Blick auf den Golden Beach von Thassos

Aliki

Die kleine Halbinsel im Südosten von Thassos hat gleich drei Strände: einen flach abfallenden Sandstrand in der westlichen Bucht, einen Kiesstrand in der nördlichen. Das Beste aber sind die wannenartigen alten Marmorbrüche an der Spitze der kleinen Halbinsel, die von der Brandung gespeist werden.

Ein ähnliches Naturschwimmbecken findet sich in Gióla. „Aphrodites Träne“ – so der malerische Name – ist allerdings ziemlich überlaufen. Alleine wird man an dem kreisrunden Felsenpool nie sein. Zu erreichen ist die 20 Meter lange Badewanne über einen längeren Fußmarsch.

Saliára

Klein, fein und wunderschön ist dieser Strand. Der weiße Marmorsand, die grünen Kiefern und das türkisblaue Meer zaubern eine geradezu karibische Atmosphäre. Allenfalls 100 Badegäste finden in dieser Traumbucht Platz, die nur über eine Piste zu erreichen ist. Wer den Mietwagen schonen möchte: Der Marmorstrand wird auch von Ausflugsbooten angesteuert.

Parádissos

Was für ein verheißungsvoller Name. Das Postkartenmotiv liegt im Südwesten der Insel, bei Kinira, und ist von dichtem Wald eingerahmt. Der Sand ist wirklich so fein wie Puderzucker, das Wasser so türkis wie in der Karibik. Es gibt eine kleine Strandtaverne, die schon am frühen Morgen überfüllt ist, Vermieter von Liegen, die ordentlich zulangen, und Sanitäranlagen, um die man am besten einen großen Bogen macht. Wer zu spät kommt, findet ohnehin keinen Platz mehr zum Parken. Warum ich den Strand dennoch erwähne? Weil er in der Nachsaison den Zauber entfaltet, der dir auf Bildern gezeigt wird.
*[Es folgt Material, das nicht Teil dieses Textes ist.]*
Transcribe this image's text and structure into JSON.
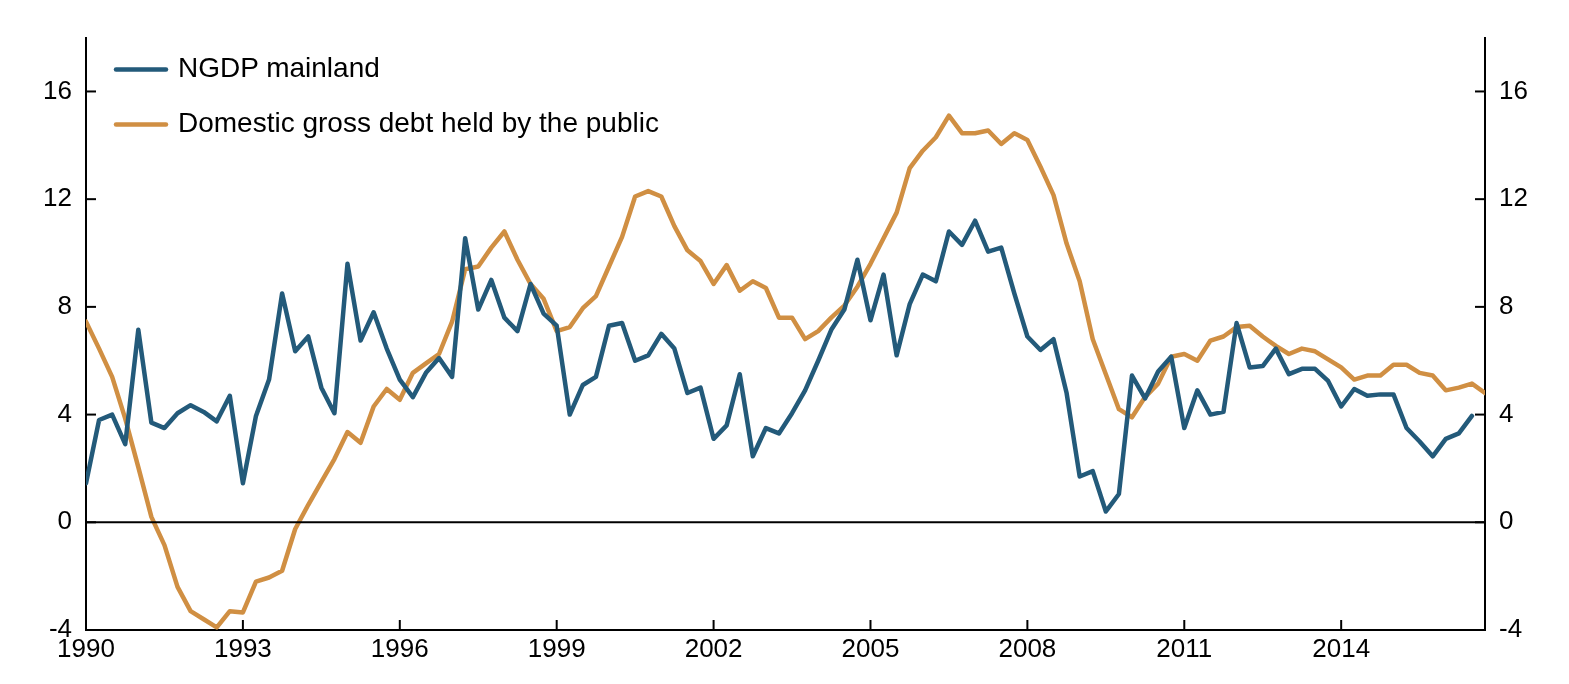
{
  "chart_data": {
    "type": "line",
    "x": [
      1990,
      1990.25,
      1990.5,
      1990.75,
      1991,
      1991.25,
      1991.5,
      1991.75,
      1992,
      1992.25,
      1992.5,
      1992.75,
      1993,
      1993.25,
      1993.5,
      1993.75,
      1994,
      1994.25,
      1994.5,
      1994.75,
      1995,
      1995.25,
      1995.5,
      1995.75,
      1996,
      1996.25,
      1996.5,
      1996.75,
      1997,
      1997.25,
      1997.5,
      1997.75,
      1998,
      1998.25,
      1998.5,
      1998.75,
      1999,
      1999.25,
      1999.5,
      1999.75,
      2000,
      2000.25,
      2000.5,
      2000.75,
      2001,
      2001.25,
      2001.5,
      2001.75,
      2002,
      2002.25,
      2002.5,
      2002.75,
      2003,
      2003.25,
      2003.5,
      2003.75,
      2004,
      2004.25,
      2004.5,
      2004.75,
      2005,
      2005.25,
      2005.5,
      2005.75,
      2006,
      2006.25,
      2006.5,
      2006.75,
      2007,
      2007.25,
      2007.5,
      2007.75,
      2008,
      2008.25,
      2008.5,
      2008.75,
      2009,
      2009.25,
      2009.5,
      2009.75,
      2010,
      2010.25,
      2010.5,
      2010.75,
      2011,
      2011.25,
      2011.5,
      2011.75,
      2012,
      2012.25,
      2012.5,
      2012.75,
      2013,
      2013.25,
      2013.5,
      2013.75,
      2014,
      2014.25,
      2014.5,
      2014.75,
      2015,
      2015.25,
      2015.5,
      2015.75,
      2016,
      2016.25,
      2016.5,
      2016.75
    ],
    "series": [
      {
        "name": "NGDP mainland",
        "color": "#235a7a",
        "values": [
          1.45,
          3.8,
          4.0,
          2.9,
          7.15,
          3.7,
          3.5,
          4.05,
          4.35,
          4.1,
          3.75,
          4.7,
          1.45,
          3.95,
          5.3,
          8.5,
          6.35,
          6.9,
          5.0,
          4.05,
          9.6,
          6.75,
          7.8,
          6.45,
          5.3,
          4.65,
          5.55,
          6.1,
          5.4,
          10.55,
          7.9,
          9.0,
          7.6,
          7.1,
          8.85,
          7.75,
          7.3,
          4.0,
          5.1,
          5.4,
          7.3,
          7.4,
          6.0,
          6.2,
          7.0,
          6.45,
          4.8,
          5.0,
          3.1,
          3.6,
          5.5,
          2.45,
          3.5,
          3.3,
          4.05,
          4.9,
          6.0,
          7.15,
          7.9,
          9.75,
          7.5,
          9.2,
          6.2,
          8.1,
          9.2,
          8.95,
          10.8,
          10.3,
          11.2,
          10.05,
          10.2,
          8.5,
          6.9,
          6.4,
          6.8,
          4.8,
          1.7,
          1.9,
          0.4,
          1.05,
          5.45,
          4.6,
          5.6,
          6.15,
          3.5,
          4.9,
          4.0,
          4.1,
          7.4,
          5.75,
          5.8,
          6.45,
          5.5,
          5.7,
          5.7,
          5.25,
          4.3,
          4.95,
          4.7,
          4.75,
          4.75,
          3.5,
          3.0,
          2.45,
          3.1,
          3.3,
          3.95,
          null
        ]
      },
      {
        "name": "Domestic gross debt held by the public",
        "color": "#d08f43",
        "values": [
          7.45,
          6.45,
          5.4,
          3.85,
          2.05,
          0.2,
          -0.85,
          -2.4,
          -3.3,
          -3.6,
          -3.9,
          -3.3,
          -3.35,
          -2.2,
          -2.05,
          -1.8,
          -0.25,
          0.65,
          1.5,
          2.35,
          3.35,
          2.95,
          4.3,
          4.95,
          4.55,
          5.55,
          5.9,
          6.25,
          7.45,
          9.4,
          9.5,
          10.2,
          10.8,
          9.75,
          8.85,
          8.3,
          7.1,
          7.25,
          7.95,
          8.4,
          9.5,
          10.6,
          12.1,
          12.3,
          12.1,
          11.0,
          10.1,
          9.7,
          8.85,
          9.55,
          8.6,
          8.95,
          8.7,
          7.6,
          7.6,
          6.8,
          7.1,
          7.6,
          8.05,
          8.75,
          9.6,
          10.55,
          11.5,
          13.15,
          13.8,
          14.3,
          15.1,
          14.45,
          14.45,
          14.55,
          14.05,
          14.45,
          14.2,
          13.2,
          12.15,
          10.35,
          8.95,
          6.8,
          5.5,
          4.2,
          3.9,
          4.65,
          5.15,
          6.15,
          6.25,
          6.0,
          6.75,
          6.9,
          7.25,
          7.3,
          6.9,
          6.55,
          6.25,
          6.45,
          6.35,
          6.05,
          5.75,
          5.3,
          5.45,
          5.45,
          5.85,
          5.85,
          5.55,
          5.45,
          4.9,
          5.0,
          5.15,
          4.8
        ]
      }
    ],
    "xlim": [
      1990,
      2016.75
    ],
    "xticks": [
      1990,
      1993,
      1996,
      1999,
      2002,
      2005,
      2008,
      2011,
      2014
    ],
    "ylim": [
      -4,
      18
    ],
    "yticks": [
      -4,
      0,
      4,
      8,
      12,
      16
    ],
    "y2lim": [
      -4,
      18
    ],
    "y2ticks": [
      -4,
      0,
      4,
      8,
      12,
      16
    ],
    "ref_lines": [
      {
        "axis": "y",
        "value": 0,
        "color": "#000000"
      }
    ],
    "legend": "top left",
    "grid": false,
    "marker": "none",
    "line_style": "solid"
  }
}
Kavala: mehr als ein Fährhafen

Die meisten Touristen besteigen in Kavala nur die Fähre. Ein großer Fehler, denn die Hauptstadt der Region Ostmakedonien ist ein tolles Ziel für einen Tagesausflug. Die Stadt liegt malerisch an einem Hang, oben thront eine osmanische Festung- vor allem Nachts ein fantastischer Anblick. Die kleine gemütliche Altstadt mit ihren engen Gassen ist ausgesprochen hübsch und eignet sich zum entspannten Flanieren. Ein römisches Aquädukt spannt sich über die Straßen.